2歳の男の子を連れて参加した福岡県糸島市の女性(39)はNET-IBの取材に対し、「もし玄海原発で事故があったら、福島の被害に重なる。原発をなくしたい」と語った。北九州市の永田由紀さん(54)は、「再稼働は許せない。福島の汚染水はますます深刻で、収束どころではない。電力会社は命より金儲けだ」と話した。
風船のリリース前に集会を開き、波戸岬海浜公園には「原発なくても電気は足りてる」、「安全神話はもう聞き飽きた」、「原発再稼働はムダ金つくる」と、NO原発コールが響きわたった。
主催者代表の柳原憲文氏は「新規制基準審査の申請は、『原発なくせ』の世論への真っ向からの挑戦だ。『原発なくそう』の声を今こそ大きくしよう」とあいさつした。弁護団を代表して、椛島敏雅弁護士が、7月21日の参院選結果に触れて、「反原発勢力が東京選挙区5議席で、2議席を占めた意味は大きい。この原発訴訟、風船プロジェクトをはじめとする各地の原発ゼロ、原発即時廃止を求める運動が日々大きくなっていることが実を結んだ」と述べ、「風船プロジェクトは、放射性物質がどこまで飛散するかわかりやすく知ってもらう活動だ。一昨年、岐阜の法律事務所の取り組みで始まった風船プロジェクトが広がっている。もっともっと大きくなると思う。
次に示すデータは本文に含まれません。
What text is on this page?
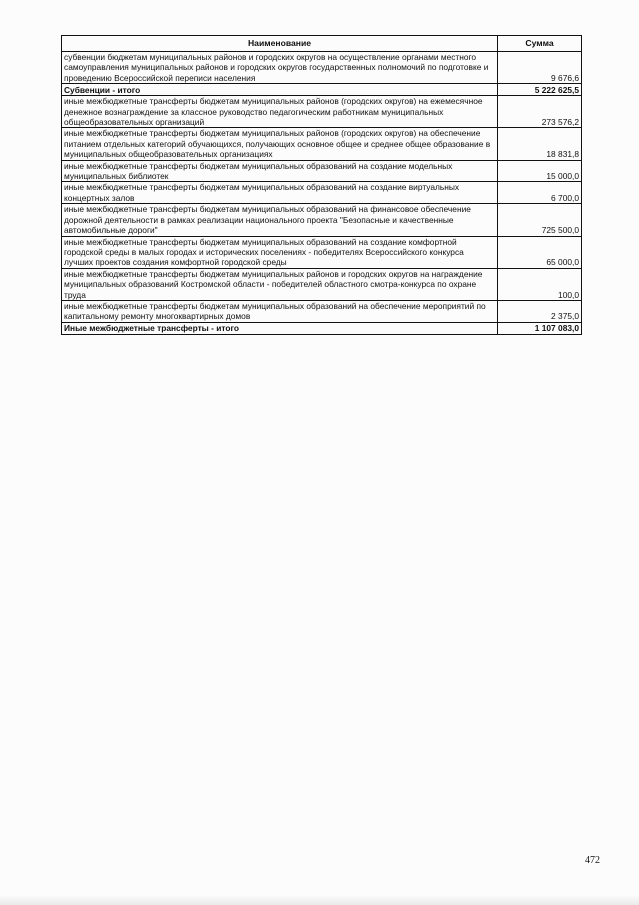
Наименование	Сумма
субвенции бюджетам муниципальных районов и городских округов на осуществление органами местного самоуправления муниципальных районов и городских округов государственных полномочий по подготовке и проведению Всероссийской переписи населения	9 676,6
Субвенции - итого	5 222 625,5
иные межбюджетные трансферты бюджетам муниципальных районов (городских округов) на ежемесячное денежное вознаграждение за классное руководство педагогическим работникам муниципальных общеобразовательных организаций	273 576,2
иные межбюджетные трансферты бюджетам муниципальных районов (городских округов) на обеспечение питанием отдельных категорий обучающихся, получающих основное общее и среднее общее образование в муниципальных общеобразовательных организациях	18 831,8
иные межбюджетные трансферты бюджетам муниципальных образований на создание модельных муниципальных библиотек	15 000,0
иные межбюджетные трансферты бюджетам муниципальных образований на создание виртуальных концертных залов	6 700,0
иные межбюджетные трансферты бюджетам муниципальных образований на финансовое обеспечение дорожной деятельности в рамках реализации национального проекта "Безопасные и качественные автомобильные дороги"	725 500,0
иные межбюджетные трансферты бюджетам муниципальных образований на создание комфортной городской среды в малых городах и исторических поселениях - победителях Всероссийского конкурса лучших проектов создания комфортной городской среды	65 000,0
иные межбюджетные трансферты бюджетам муниципальных районов и городских округов на награждение муниципальных образований Костромской области - победителей областного смотра-конкурса по охране труда	100,0
иные межбюджетные трансферты бюджетам муниципальных образований на обеспечение мероприятий по капитальному ремонту многоквартирных домов	2 375,0
Иные межбюджетные трансферты - итого	1 107 083,0
472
私たちが取り組んでいる運動に確信を持って、暑い日に汗をかいた人は報われると宮沢賢治も言っていますので、暑い夏に汗をかいて、私たちの思いを全国に伝えましょう」と訴えた。
川内原発訴訟原告・弁護団から、弁護団事務局長の白鳥務弁護士らが参加し、「川内、玄海で同時に風船プロジェクトを実施し、原発問題が注目され、関心が寄せられると期待している。川内原発訴訟は、原告1,958人。2,000人まであと一歩。ぜひ川内原発訴訟の原告になってほしい」と呼びかけた。
玄海原発訴訟でも、8月9日に第7陣の追加提訴を予定している。現在原告数は6,097人で、原告数1万人を目指し、原告を募集している。